There are other changes that some may have missed. The first relates to payslips; these must be given to workers, not just employees, and from April 2019 the payslip must include the total number of hours worked where the pay varies accordingly (say for variable or zero-hour contracts).
Then there’s new legislation that will apply from 2020 that gives employed parents two weeks of leave if they lose a child or suffer a stillbirth from the 24th week of pregnancy. And from April 2020, when calculating employee’s holiday pay, the reference period will change from 12 weeks to 52 weeks.
At the core of these changes is a concern that low pay is still a problem with wages still failing to recover in real terms since the financial crash. Says Cotton: “It used to be a widely held view that being in work helped lift people out of poverty, but that is no longer a guarantee. In order to deliver sustainable wage growth, employers need to improve their productivity. Raising the standard of their people management practices can help them to achieve this.”
As he points out, “all these changes will increase demand on HR teams, particularly organisations with a large headcount, and they should start preparing for these changes now to ensure they are ready.”
He gives an example. Most organisations only ask their staff to disclose their ethnicity on a voluntary basis, “but if they don’t start to be more proactive about collecting this data now, they could find themselves with little to draw from when a deadline is looming.”
But let’s not forget the elephant in the room – Brexit – which is still creating its own myriad of problems.
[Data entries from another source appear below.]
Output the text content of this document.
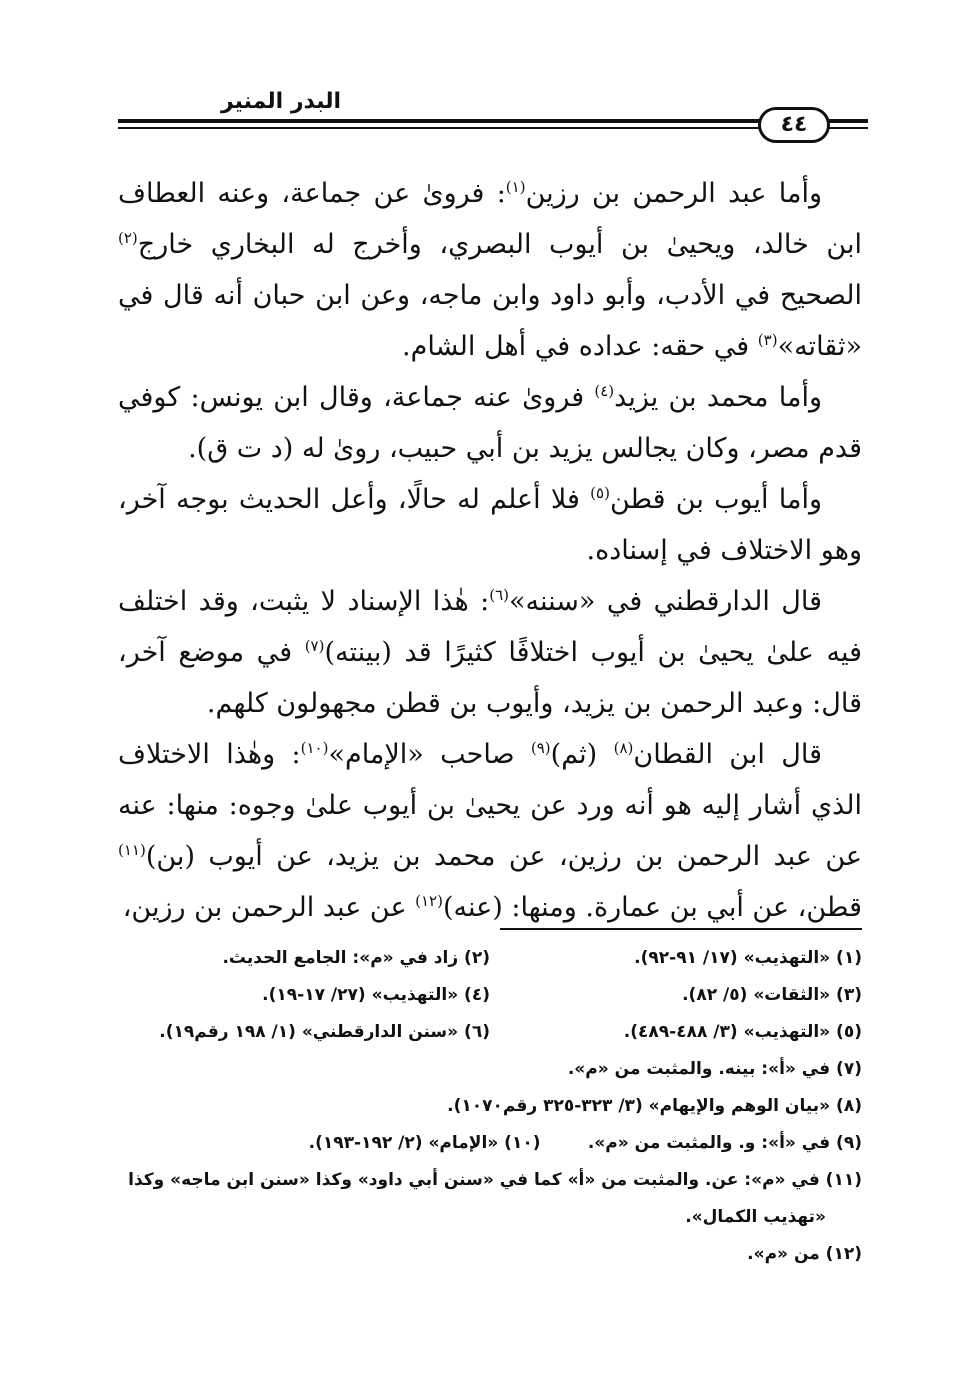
البدر المنير
٤٤

وأما عبد الرحمن بن رزين$^{(١)}$: فروىٰ عن جماعة، وعنه العطاف ابن خالد، ويحيىٰ بن أيوب البصري، وأخرج له البخاري خارج$^{(٢)}$ الصحيح في الأدب، وأبو داود وابن ماجه، وعن ابن حبان أنه قال في «ثقاته»$^{(٣)}$ في حقه: عداده في أهل الشام.

وأما محمد بن يزيد$^{(٤)}$ فروىٰ عنه جماعة، وقال ابن يونس: كوفي قدم مصر، وكان يجالس يزيد بن أبي حبيب، روىٰ له (د ت ق).

وأما أيوب بن قطن$^{(٥)}$ فلا أعلم له حالًا، وأعل الحديث بوجه آخر، وهو الاختلاف في إسناده.

قال الدارقطني في «سننه»$^{(٦)}$: هٰذا الإسناد لا يثبت، وقد اختلف فيه علىٰ يحيىٰ بن أيوب اختلافًا كثيرًا قد (بينته)$^{(٧)}$ في موضع آخر، قال: وعبد الرحمن بن يزيد، وأيوب بن قطن مجهولون كلهم.

قال ابن القطان$^{(٨)}$ (ثم)$^{(٩)}$ صاحب «الإمام»$^{(١٠)}$: وهٰذا الاختلاف الذي أشار إليه هو أنه ورد عن يحيىٰ بن أيوب علىٰ وجوه: منها: عنه عن عبد الرحمن بن رزين، عن محمد بن يزيد، عن أيوب (بن)$^{(١١)}$ قطن، عن أبي بن عمارة. ومنها: (عنه)$^{(١٢)}$ عن عبد الرحمن بن رزين،

(١) «التهذيب» (١٧/ ٩١-٩٢).
(٢) زاد في «م»: الجامع الحديث.
(٣) «الثقات» (٥/ ٨٢).
(٤) «التهذيب» (٢٧/ ١٧-١٩).
(٥) «التهذيب» (٣/ ٤٨٨-٤٨٩).
(٦) «سنن الدارقطني» (١/ ١٩٨ رقم١٩).
(٧) في «أ»: بينه. والمثبت من «م».
(٨) «بيان الوهم والإيهام» (٣/ ٣٢٣-٣٢٥ رقم١٠٧٠).
(٩) في «أ»: و. والمثبت من «م».        (١٠) «الإمام» (٢/ ١٩٢-١٩٣).
(١١) في «م»: عن. والمثبت من «أ» كما في «سنن أبي داود» وكذا «سنن ابن ماجه» وكذا
«تهذيب الكمال».
(١٢) من «م».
Europe has had an impact on employment law and pay, and as to what happens in the future, Themistocleous says this all depends on what type of deal the UK leaves the EU with – if any deal is reached at all. She notes that “businesses are increasingly concerned about sourcing skilled and unskilled workers as a significant number come from overseas. This could lead to higher pay having to be offered to attract internal workers leading to increases in costs or businesses having to look further afield than the EU.”
For the moment though, businesses can rest easy because, as Palmer notes, “at the present time, the government has not indicated that it will make any immediate changes to employment rights”.
The law and rules on pay change all the time. It is good practice for businesses to undertake routine checks and reviews to ensure they are compliant with all legislation. If there is any doubt, they should take advice. With what’s on the horizon it’s best to plan ahead; change is not going away, and as demonstrated employees and the authorities aren’t afraid of being litigious.
But ultimately, while there might be legal repercussions for non-compliance “most organisations are,” says Cotton, are “more concerned about the damage to their brand and reputation. The media scrutiny afforded to organisations over their gender pay gaps is a case in point.”
Businesses shouldn’t ignore their duties – the law and media certainly won’t let them forget.